In other words, they think they can do it better and for cheaper than what now exists. Like Apple, they serve only their employees — for now.
But for how long?
If Apple, or the Jeff Bezos-Warren Buffett-Jamie Dimon venture, streamlines their healthcare subsidiaries the way they have streamlined other endeavors, their projects may be for export beyond Cupertino, Omaha, Seattle, and Manhattan.
It does not take much imagination to see these ventures succeeding.
One part of the equation involves the track record of those involved. Jeff Bezos, the wealthiest man in the world, Warren Buffett, the greatest investor who ever lived, and Apple, the brand enjoying perhaps the greatest loyalty among consumers, succeed at, well, success. Who bets against them?
The other part of the equation offers perhaps more optimism to the healthcare upstarts. The discouraging state of the healthcare industry provides encouragement to these ventures. Americans spend more on healthcare than all but three countries spend on everything. Researchers affiliated with the Centers for Medicare and Medicaid Services estimated earlier this month that by 2026 Americans spend $5.7 trillion on healthcare costs.
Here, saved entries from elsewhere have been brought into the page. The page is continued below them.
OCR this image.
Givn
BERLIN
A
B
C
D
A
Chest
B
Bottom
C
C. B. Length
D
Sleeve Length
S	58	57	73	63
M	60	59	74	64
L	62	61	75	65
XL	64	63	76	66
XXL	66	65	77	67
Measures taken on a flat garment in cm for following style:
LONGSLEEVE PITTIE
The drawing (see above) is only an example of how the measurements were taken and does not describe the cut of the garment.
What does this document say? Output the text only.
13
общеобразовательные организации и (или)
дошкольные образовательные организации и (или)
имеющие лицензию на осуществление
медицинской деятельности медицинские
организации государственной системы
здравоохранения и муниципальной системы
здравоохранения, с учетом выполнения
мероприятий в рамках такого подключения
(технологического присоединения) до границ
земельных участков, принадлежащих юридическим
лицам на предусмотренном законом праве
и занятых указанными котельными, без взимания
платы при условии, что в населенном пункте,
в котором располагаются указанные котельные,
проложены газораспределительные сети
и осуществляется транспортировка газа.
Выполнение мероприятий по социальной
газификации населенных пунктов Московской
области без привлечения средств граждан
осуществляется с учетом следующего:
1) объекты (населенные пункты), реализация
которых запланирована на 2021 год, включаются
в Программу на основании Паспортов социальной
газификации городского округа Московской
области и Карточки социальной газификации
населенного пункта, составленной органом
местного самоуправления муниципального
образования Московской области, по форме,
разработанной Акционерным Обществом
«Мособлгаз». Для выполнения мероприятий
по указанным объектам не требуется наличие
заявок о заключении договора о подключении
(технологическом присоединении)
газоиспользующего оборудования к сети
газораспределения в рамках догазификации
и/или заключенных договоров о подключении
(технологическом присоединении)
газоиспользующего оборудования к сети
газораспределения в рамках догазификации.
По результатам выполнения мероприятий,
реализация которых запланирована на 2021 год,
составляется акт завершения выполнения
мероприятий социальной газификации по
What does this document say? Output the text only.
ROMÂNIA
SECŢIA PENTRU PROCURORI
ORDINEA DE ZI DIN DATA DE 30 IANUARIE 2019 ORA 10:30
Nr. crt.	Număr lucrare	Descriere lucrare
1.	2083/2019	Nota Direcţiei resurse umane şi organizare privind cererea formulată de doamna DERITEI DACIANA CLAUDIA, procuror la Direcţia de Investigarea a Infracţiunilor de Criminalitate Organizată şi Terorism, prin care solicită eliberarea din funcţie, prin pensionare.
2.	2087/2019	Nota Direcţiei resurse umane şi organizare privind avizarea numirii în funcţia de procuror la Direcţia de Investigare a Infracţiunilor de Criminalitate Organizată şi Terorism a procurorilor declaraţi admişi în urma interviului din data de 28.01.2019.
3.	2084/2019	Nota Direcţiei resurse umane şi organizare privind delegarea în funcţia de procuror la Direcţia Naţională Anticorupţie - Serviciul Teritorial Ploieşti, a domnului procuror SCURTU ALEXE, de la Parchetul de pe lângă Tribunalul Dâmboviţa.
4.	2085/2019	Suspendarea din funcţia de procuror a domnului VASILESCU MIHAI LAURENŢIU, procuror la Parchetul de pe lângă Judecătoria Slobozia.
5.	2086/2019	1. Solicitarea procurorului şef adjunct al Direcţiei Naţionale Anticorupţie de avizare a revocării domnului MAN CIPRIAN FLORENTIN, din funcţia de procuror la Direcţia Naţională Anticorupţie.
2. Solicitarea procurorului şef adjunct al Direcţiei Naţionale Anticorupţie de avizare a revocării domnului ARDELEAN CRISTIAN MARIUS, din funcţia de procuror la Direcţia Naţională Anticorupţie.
This amounts to slightly under 20 percent of gross domestic product.
The titans of industry invading this industry do so for not entirely philanthropic purposes. Not only does the motivation of profits loom in a sector so enormous, but following the status quo means operating in an environment less than optimal for the bottom line as well. Insurance costs act as an enormous weight bringing down businesses. The National Business Group on Health reports that the average large businesses, which includes Amazon, JP Morgan, Berkshire Hathaway, and Apple, spends $14,156 per employee on coverage this year. Apple and the others need to tackle healthcare if they wish to grow to their potential.
This holds true for the United States, too. This explains why the Fourth Estate increasingly pays attention to the changes in employee coverage at several of America’s largest companies. Presumably, if they succeed within their own companies, they might go large. Cutting, say, 30 percent off the annual healthcare costs of their employees would translate to saving Americans a trillion dollars annually when projected upon the entire medical-insurance-government welfare sector.
General Motors CEO Charles Wilson’s famous quip that “what was good for our country was good for General Motors, and vice versa” applies here. What works for Apple and Amazon, of course, does not always work for America. The report that Amazon paid no federal taxes on $5.6 billion in U.S. profits last year appears as an exception to Wilson’s axiom. But if Apple, Amazon, and the others apply their models of efficiency to such an inefficient part of the economy as healthcare, then Apple, Amazon, and the others, healthcare, and ultimately all Americans benefit.
Hunt Lawrence is a New York-based investor. Daniel Flynn is the author of five books.